始末屋 妖幻堂
「小間物屋の旦那。そっちなんかに行って、大丈夫なんかい?」

 一人の遊女が、千之助の袖を引いた。
 小菫(こすみれ)という遊女だ。

「おさん婆が、ほんとにあちきらを逃がしてくれるかな」

 横からもう一人、桃香(ももか)が呟いた。
 皆、おさんを信用していいものか、判断がつきかねるようだ。

「無理もねぇ。今まであんたらを、監視してたんだからな。けど、逃げていいってのが嘘だとしてもだ。死なれちゃ困るってのぁほんとだぜ。遣り手が廓を再開しようとしても、遊女がいないと何にもならん」

「それは・・・・・・そうだけど」

 渋りながら小菫たちは、ちらりと背後の階下を見、ひっと息を呑んだ。
 炎が迫っている。
 階段が焼け落ちそうだ。

「ほれ。
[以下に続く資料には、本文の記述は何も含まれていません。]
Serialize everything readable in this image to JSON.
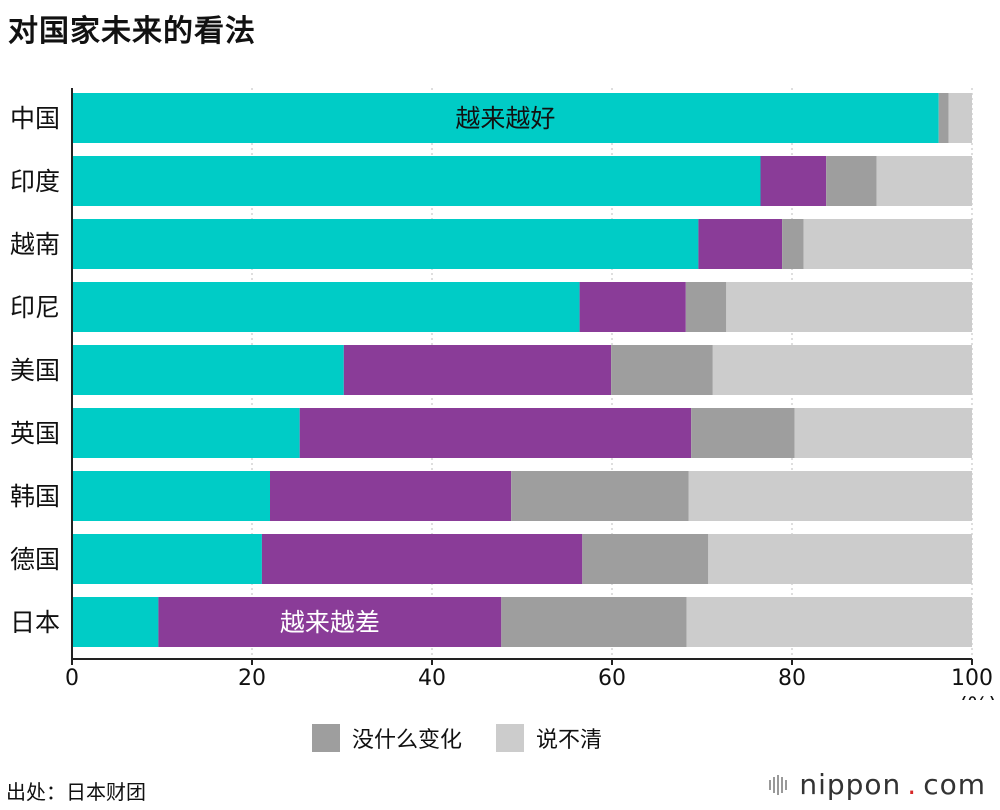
{
  "title": "对国家未来的看法",
  "chart_data": {
    "type": "bar",
    "orientation": "horizontal",
    "stacked": true,
    "categories": [
      "中国",
      "印度",
      "越南",
      "印尼",
      "美国",
      "英国",
      "韩国",
      "德国",
      "日本"
    ],
    "series": [
      {
        "name": "越来越好",
        "color": "#00CCC6",
        "values": [
          96.3,
          76.5,
          69.6,
          56.4,
          30.2,
          25.3,
          22.0,
          21.1,
          9.6
        ]
      },
      {
        "name": "越来越差",
        "color": "#8A3C98",
        "values": [
          0,
          7.3,
          9.3,
          11.8,
          29.7,
          43.5,
          26.8,
          35.6,
          38.1
        ]
      },
      {
        "name": "没什么变化",
        "color": "#9E9E9E",
        "values": [
          1.1,
          5.6,
          2.4,
          4.5,
          11.3,
          11.5,
          19.7,
          14.0,
          20.6
        ]
      },
      {
        "name": "说不清",
        "color": "#CCCCCC",
        "values": [
          2.6,
          10.6,
          18.7,
          27.3,
          28.8,
          19.7,
          31.5,
          29.3,
          31.7
        ]
      }
    ],
    "inline_labels": [
      {
        "text": "越来越好",
        "series": 0,
        "category": 0
      },
      {
        "text": "越来越差",
        "series": 1,
        "category": 8
      }
    ],
    "xlim": [
      0,
      100
    ],
    "xticks": [
      0,
      20,
      40,
      60,
      80,
      100
    ],
    "xunit": "(%)",
    "grid": true
  },
  "legend": {
    "items": [
      {
        "label": "没什么变化",
        "color": "#9E9E9E"
      },
      {
        "label": "说不清",
        "color": "#CCCCCC"
      }
    ]
  },
  "source": "出处：日本财团",
  "brand": {
    "name": "nippon",
    "dot": ".",
    "suffix": "com"
  }
}
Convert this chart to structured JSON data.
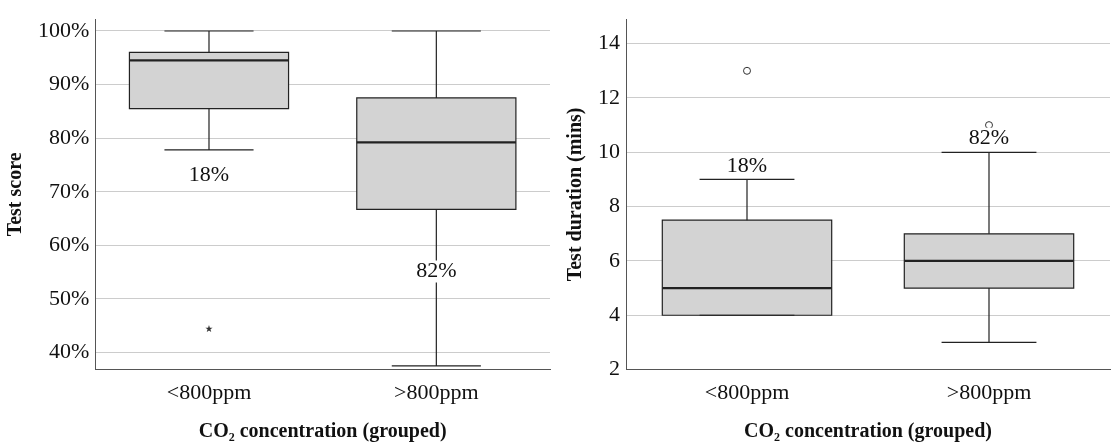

どっちにしたって、もう下にゃ行けねぇ。そこにいたって、そろそろ廊下も落ちるぜ。さっさと来ねぇと、炎の海に真っ逆さまだ」

 千之助に促され、遊女らは皆部屋に入った。
 おさんは部屋の奥に進み、突き当たりの障子を開ける。
 小さな欄干のついた窓が姿を現した。

「ここから出るしか、なかろうね」

 欄干を飛び越え、おさんは、にやりと千之助に笑いかけると、そのままひらりと身を躍らせる。
 小菫らが、小さく叫び声を上げた。

 窓の傍まで走り、外を覗くと、もうそこにおさんの姿はない。
 狐の姿に戻って、駆け去ったのだろう。